We need to understand the limits of the texts we have – there is always more than what a historical text can convey. Truth always exceeds a text and methodology – there is not a one-to-one correspondence between any text and the truth. The texts are not intended to be a photograph – if they were, why would we go to some texts over and over? Some texts speak to us.

We get too caught up in minor textual discrepancies in the Scriptures. There is, rather, a sacramental quality to them – truth you don’t get on any one read. Substance is given to us in these texts – they convey a truth sufficient for our salvation.


What is historical-critical method?

A method of interpreting texts in which an attempt is made to reconstruct the original as much as possible and to compare it to other texts in order to determine its authorship, intent, context and sources.


Theologian of the month – Hans Urs von Balthasar (1905-1988)

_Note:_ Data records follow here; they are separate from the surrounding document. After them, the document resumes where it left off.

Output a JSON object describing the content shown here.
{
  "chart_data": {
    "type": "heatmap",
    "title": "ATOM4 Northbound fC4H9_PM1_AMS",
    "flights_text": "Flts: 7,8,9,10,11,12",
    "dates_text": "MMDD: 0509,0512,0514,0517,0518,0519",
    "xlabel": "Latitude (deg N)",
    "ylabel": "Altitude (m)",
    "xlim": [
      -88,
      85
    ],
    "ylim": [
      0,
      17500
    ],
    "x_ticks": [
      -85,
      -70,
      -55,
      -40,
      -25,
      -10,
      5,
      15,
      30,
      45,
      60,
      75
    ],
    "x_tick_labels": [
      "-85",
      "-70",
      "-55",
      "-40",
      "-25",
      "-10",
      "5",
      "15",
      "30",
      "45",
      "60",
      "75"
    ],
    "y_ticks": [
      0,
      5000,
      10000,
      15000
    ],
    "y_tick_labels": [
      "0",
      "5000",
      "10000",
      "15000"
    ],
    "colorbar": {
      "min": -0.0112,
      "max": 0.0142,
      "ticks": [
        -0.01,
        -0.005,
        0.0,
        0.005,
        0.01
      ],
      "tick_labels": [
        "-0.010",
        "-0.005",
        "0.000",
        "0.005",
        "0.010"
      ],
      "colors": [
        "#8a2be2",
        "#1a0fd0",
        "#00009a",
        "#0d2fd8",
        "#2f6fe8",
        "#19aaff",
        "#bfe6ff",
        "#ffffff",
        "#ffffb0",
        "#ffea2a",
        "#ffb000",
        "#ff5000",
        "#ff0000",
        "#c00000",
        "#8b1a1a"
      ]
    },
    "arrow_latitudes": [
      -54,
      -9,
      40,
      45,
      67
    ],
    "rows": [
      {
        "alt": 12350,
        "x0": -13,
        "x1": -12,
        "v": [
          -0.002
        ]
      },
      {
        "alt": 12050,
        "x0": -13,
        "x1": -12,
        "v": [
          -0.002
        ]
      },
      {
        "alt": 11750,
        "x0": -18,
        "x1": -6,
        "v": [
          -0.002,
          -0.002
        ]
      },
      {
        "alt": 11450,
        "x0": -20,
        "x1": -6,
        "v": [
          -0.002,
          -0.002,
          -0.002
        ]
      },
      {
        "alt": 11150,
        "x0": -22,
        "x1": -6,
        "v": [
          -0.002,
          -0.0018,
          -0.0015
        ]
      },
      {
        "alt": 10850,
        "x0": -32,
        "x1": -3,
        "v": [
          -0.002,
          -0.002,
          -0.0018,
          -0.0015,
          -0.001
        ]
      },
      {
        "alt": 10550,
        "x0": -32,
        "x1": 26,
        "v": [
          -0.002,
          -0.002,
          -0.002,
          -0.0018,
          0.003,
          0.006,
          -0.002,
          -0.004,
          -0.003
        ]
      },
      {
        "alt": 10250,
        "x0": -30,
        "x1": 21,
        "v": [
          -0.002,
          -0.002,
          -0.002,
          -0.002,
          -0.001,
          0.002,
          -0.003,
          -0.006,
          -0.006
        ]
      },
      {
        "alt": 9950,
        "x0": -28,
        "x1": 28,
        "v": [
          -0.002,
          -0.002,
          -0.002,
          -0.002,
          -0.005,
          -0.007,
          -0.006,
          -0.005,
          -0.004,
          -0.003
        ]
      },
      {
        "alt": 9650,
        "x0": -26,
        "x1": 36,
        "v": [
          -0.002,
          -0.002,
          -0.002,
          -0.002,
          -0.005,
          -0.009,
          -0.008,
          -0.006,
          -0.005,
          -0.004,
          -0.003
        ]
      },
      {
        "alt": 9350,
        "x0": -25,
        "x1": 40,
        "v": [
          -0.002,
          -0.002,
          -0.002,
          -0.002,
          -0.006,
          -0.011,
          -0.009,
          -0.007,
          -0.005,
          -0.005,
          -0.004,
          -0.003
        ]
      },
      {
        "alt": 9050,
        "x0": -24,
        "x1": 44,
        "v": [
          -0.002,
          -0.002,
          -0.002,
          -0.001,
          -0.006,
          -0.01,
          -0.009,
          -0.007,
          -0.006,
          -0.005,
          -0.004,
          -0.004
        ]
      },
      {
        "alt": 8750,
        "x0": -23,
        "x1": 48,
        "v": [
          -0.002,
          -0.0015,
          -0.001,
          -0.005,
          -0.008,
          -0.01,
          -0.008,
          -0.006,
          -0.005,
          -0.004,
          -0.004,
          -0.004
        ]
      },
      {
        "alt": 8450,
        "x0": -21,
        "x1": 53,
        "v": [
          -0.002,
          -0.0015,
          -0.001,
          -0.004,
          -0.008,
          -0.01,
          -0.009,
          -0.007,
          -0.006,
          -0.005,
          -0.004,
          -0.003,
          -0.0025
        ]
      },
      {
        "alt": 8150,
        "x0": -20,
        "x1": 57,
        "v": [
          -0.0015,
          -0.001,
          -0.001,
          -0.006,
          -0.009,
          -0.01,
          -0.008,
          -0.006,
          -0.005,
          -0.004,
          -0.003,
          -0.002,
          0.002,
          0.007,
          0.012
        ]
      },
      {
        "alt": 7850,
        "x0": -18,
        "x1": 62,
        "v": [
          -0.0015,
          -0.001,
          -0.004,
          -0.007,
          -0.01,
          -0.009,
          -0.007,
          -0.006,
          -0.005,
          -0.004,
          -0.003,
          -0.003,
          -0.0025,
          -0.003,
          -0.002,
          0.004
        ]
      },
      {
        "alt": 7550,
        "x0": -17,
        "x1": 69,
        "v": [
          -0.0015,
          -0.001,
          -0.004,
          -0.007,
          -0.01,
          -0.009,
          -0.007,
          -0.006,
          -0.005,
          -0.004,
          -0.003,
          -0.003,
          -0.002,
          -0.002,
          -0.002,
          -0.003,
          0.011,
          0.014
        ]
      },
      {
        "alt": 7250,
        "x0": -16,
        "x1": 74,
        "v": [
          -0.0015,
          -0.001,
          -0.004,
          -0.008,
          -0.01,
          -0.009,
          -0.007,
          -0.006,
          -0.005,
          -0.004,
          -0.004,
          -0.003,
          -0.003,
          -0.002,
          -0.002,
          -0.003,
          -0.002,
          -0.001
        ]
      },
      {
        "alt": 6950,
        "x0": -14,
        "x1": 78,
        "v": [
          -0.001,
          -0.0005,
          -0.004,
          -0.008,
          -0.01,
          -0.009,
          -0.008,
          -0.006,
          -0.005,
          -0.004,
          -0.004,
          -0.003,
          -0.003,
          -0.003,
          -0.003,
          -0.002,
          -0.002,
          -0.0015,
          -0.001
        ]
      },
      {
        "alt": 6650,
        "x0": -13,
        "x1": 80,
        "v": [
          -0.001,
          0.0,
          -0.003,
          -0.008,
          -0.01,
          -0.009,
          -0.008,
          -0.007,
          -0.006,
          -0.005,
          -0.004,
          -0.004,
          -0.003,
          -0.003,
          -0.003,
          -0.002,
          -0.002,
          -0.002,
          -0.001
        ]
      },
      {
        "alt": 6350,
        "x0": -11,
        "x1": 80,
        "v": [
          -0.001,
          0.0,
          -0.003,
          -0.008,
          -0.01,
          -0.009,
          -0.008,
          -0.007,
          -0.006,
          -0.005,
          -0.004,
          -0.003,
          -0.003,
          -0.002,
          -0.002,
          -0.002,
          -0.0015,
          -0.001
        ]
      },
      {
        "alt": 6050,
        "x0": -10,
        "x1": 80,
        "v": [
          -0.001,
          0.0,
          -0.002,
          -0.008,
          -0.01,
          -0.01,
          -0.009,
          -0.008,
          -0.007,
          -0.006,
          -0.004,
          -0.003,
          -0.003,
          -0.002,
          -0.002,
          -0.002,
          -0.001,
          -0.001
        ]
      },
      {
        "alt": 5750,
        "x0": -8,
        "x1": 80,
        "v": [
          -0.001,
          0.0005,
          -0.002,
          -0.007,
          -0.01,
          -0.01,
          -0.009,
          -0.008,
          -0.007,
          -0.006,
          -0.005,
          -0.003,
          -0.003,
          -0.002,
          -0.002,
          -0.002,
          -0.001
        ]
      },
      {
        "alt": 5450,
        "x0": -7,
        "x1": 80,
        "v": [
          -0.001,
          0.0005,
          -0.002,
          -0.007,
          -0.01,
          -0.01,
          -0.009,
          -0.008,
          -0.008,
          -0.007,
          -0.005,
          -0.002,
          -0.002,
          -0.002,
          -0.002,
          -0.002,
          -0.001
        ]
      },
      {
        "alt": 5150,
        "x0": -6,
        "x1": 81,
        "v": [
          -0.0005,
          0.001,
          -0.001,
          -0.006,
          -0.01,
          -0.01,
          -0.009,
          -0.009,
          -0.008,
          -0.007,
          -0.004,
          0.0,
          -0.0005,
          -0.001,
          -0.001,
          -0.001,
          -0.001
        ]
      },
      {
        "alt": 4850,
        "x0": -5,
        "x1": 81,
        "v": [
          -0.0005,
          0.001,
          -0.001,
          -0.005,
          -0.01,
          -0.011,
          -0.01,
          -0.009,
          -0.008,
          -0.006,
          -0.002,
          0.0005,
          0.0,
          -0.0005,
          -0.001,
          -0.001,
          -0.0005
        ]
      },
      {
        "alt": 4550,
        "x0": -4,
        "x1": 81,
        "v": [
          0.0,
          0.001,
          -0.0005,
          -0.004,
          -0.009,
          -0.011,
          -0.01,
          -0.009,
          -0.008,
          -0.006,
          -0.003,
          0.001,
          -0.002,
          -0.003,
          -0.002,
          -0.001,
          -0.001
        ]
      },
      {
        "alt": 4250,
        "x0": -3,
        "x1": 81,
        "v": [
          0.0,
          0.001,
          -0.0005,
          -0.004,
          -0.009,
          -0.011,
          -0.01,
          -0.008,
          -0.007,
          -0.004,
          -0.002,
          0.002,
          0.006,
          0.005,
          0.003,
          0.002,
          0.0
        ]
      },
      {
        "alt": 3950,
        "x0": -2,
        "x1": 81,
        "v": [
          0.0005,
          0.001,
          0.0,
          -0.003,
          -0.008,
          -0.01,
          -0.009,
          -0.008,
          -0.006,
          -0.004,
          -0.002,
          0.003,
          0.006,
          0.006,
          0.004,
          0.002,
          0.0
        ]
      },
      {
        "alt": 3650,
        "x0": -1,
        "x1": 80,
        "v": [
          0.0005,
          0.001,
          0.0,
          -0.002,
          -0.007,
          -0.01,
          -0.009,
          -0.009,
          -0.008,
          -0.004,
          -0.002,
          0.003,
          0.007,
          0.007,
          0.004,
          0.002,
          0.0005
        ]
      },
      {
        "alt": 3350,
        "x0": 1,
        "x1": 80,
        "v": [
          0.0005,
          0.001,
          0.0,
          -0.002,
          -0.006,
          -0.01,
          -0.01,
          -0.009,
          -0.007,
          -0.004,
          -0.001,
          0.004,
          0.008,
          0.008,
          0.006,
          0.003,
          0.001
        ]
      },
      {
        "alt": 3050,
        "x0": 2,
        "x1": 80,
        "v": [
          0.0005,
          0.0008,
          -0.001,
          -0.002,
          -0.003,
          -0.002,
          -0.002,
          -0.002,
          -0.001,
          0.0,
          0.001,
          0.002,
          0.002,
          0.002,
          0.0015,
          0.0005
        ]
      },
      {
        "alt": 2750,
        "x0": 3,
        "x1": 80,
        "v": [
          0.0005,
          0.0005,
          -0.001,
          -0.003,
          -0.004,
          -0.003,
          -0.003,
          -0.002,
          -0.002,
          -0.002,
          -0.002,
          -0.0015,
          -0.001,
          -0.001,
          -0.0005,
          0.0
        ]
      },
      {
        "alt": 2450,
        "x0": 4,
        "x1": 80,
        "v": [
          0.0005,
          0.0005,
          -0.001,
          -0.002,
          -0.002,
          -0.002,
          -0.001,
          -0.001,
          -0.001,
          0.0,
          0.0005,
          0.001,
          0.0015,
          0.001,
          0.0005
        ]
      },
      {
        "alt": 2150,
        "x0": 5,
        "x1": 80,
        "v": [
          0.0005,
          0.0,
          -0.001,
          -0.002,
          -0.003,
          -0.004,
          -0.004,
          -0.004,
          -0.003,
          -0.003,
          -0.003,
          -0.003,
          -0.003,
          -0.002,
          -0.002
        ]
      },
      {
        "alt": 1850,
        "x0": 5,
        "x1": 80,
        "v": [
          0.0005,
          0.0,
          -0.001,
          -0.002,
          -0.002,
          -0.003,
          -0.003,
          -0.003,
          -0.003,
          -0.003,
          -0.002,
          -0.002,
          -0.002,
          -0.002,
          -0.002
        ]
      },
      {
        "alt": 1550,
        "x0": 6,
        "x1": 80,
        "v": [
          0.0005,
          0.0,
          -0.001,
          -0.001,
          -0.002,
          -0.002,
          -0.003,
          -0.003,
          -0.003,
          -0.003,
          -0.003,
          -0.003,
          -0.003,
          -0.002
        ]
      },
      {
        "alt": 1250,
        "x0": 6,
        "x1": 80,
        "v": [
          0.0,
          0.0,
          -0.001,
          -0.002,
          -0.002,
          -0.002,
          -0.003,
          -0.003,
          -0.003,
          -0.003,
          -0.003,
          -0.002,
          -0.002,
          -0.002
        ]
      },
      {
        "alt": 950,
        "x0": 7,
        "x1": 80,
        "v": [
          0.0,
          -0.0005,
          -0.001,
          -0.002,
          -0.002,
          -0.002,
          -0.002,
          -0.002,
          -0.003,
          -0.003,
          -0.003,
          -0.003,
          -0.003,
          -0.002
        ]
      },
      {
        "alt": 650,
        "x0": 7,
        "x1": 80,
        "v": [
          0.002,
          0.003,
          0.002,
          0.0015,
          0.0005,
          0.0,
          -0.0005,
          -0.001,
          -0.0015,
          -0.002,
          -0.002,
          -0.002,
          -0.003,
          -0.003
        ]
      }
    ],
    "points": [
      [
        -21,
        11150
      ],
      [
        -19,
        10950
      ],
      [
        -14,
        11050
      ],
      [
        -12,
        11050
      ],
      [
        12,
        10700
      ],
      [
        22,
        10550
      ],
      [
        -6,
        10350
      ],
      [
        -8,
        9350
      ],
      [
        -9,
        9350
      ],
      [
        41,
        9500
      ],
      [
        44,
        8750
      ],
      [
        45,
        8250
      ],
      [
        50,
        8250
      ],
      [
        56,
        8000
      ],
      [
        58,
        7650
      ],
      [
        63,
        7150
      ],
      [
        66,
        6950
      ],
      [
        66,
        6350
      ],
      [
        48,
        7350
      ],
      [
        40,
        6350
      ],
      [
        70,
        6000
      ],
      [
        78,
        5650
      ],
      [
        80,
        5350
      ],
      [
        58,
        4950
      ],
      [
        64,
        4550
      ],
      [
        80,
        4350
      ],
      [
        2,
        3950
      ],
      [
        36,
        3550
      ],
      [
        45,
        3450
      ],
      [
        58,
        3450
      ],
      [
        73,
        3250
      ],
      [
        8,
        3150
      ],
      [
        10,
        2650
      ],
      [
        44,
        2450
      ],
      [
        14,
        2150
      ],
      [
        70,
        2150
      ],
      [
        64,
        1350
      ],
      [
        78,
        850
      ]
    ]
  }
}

One of the most noted theologians of the 20th century, Hans Urs von Balthasar never taught theology at a university. Instead, he opted to be a student chaplain at Basel. While there, he met Adrienne Von Speyr, a mystic, whose writings became inextricably linked with his own.

In 1950, Balthasar left the Jesuit order to become a diocesan priest, having felt the call to begin the Community of St. John with Speyr.

In 1988, two days before the ceremony that would have elevated him to a cardinal, Hans Urs von Balthasar died at his home in Basel.

He wrote that Jesus’ death and resurrection reveal to us that God can endure and conquer godlessness, abandonment and death itself.

Balthasar described his theology as a “kneeling theology”, connected to prayer, adoration and worship.


Heresy!

Appollinarianism: Jesus’ divine nature took the place of his humanity

According to Appollinarists, Jesus was divine – but was so at the expense of his humanity. Apollinaris, a bishop, taught that the Logos, the “Word” of God, became the divine nature of Christ, overcoming and taking the place of his human soul. He and his followers believed that Jesus was the son of God, but that humanity and divinity couldn’t exist simultaneously in one person. The theological danger of this heresy is that it minimizes the value of Jesus’ sacrifice on the cross – if he was not human, he did not really die. And therefore, didn’t rise. In 381, the Second Council at Constantinople condemned this heresy and affirmed the concept of the hypostatic union – Jesus is completely God and completely human.


What does that symbol mean?

Paschal Lamb

Jesus is often depicted as the lamb whose blood redeems us, an analogy to the Passover sacrificial lamb. The Book of Revelation describes Jesus as the “Lamb who was slain?”